Resisting Paradise : Tourism, Diaspora, and Sexuality in Caribbean Culture
Tourists flock to the Caribbean for its beaches and spread more than just blankets and dollars. Indeed tourism has overly affected the culture there. Resisting Paradise explores the import of both tourism and diaspora in shaping Caribbean identity. It examines Caribbean writers and others who confront the region's overdependence on the tourist industry and the many ways that tourism continues the legacy of colonialism.
Angelique V. Nixon interrogates the relationship between culture and sex within the production of "paradise" and investigates the ways in which Caribbean writers, artists, and activists respond to and powerfully resist this production. Forms of resistance include critiquing exploitation, challenging dominant historical narratives, exposing tourism's influence on cultural and sexual identity in the Caribbean and its diaspora, and offering alternative models of tourism and travel.

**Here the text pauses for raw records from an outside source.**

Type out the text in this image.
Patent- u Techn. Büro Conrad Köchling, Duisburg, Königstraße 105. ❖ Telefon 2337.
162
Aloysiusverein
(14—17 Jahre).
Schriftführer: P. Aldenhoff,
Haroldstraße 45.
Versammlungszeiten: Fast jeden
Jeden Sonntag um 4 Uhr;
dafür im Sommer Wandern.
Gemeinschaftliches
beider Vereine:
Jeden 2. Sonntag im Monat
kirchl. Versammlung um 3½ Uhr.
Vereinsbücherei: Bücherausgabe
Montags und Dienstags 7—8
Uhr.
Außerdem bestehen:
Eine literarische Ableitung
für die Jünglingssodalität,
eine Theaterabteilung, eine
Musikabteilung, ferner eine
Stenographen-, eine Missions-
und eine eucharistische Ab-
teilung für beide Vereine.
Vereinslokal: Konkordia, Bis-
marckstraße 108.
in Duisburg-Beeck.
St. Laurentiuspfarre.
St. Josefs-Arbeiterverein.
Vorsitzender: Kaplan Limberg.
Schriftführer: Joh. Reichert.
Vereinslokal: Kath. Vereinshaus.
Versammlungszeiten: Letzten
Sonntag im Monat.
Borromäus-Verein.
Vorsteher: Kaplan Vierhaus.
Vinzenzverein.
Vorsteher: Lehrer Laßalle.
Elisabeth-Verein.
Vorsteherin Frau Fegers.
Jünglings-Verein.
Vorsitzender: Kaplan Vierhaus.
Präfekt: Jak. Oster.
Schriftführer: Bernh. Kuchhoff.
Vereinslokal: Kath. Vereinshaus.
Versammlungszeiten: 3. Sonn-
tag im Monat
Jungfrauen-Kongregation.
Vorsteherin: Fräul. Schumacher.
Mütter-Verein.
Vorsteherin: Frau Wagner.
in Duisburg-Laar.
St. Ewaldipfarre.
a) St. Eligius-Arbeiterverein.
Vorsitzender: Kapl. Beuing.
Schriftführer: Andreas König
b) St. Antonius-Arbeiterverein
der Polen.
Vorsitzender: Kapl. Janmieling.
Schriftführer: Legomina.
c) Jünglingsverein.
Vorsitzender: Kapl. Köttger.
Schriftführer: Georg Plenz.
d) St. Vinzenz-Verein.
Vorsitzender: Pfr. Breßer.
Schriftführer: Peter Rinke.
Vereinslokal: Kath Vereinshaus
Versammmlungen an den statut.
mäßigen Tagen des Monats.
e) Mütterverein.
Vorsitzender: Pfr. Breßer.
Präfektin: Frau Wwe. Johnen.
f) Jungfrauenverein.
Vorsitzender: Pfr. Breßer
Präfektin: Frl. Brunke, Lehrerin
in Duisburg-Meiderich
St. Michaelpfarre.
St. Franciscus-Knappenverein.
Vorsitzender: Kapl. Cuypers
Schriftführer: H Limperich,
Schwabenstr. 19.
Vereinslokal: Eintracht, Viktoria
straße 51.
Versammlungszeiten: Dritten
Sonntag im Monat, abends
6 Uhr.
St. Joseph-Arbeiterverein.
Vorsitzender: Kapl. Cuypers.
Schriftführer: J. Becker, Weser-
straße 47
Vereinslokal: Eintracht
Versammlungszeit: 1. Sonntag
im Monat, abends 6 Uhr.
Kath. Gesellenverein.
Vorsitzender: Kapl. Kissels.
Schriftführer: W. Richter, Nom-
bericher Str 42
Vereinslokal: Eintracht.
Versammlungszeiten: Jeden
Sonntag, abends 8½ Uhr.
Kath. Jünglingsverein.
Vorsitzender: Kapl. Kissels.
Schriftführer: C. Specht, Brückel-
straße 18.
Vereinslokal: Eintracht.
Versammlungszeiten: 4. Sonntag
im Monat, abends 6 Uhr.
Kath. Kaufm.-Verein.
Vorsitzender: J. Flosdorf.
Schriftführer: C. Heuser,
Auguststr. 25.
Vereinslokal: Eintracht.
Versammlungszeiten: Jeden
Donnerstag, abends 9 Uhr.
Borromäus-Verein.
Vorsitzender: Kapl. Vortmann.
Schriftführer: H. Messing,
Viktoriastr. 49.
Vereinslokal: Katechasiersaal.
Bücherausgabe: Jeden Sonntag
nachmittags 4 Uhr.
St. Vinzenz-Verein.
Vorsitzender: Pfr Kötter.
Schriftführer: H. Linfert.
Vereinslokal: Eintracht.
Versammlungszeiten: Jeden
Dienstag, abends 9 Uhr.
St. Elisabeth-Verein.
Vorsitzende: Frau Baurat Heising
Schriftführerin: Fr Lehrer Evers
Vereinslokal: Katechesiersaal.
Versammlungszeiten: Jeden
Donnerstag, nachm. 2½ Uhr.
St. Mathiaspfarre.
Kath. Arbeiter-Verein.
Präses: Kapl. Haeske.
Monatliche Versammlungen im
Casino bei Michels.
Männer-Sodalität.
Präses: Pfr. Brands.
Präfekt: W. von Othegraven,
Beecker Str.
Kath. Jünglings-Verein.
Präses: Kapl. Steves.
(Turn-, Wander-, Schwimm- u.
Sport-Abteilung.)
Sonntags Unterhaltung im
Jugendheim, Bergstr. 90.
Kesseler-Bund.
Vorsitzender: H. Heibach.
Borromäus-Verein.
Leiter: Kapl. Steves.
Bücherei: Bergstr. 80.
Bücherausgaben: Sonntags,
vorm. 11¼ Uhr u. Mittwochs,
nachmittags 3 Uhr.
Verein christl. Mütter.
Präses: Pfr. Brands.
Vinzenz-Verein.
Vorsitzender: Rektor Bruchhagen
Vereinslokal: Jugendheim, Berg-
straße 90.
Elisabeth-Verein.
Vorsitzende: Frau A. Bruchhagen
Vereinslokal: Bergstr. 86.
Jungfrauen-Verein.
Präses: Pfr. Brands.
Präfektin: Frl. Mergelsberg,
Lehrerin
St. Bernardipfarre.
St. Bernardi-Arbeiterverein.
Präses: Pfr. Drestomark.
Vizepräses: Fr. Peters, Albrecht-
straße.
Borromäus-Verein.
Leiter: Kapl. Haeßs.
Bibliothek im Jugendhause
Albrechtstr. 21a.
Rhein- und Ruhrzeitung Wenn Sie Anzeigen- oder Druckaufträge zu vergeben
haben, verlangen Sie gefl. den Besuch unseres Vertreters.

Resisting Paradise places emphasis on the Caribbean people and its diasporic subjects as travelers and as cultural workers contributing to alternate and defiant understandings of tourism in the region. Through a unique multidisciplinary approach to comparative literary analysis, interviews, and participant observation, Nixon analyzes the ways Caribbean cultural producers are taking control of representation. While focused mainly on the Anglophone Caribbean, the study covers a range of territories including Antigua, the Bahamas, Grenada, Haiti, Jamaica, as well as Trinidad and Tobago, to deliver a potent critique.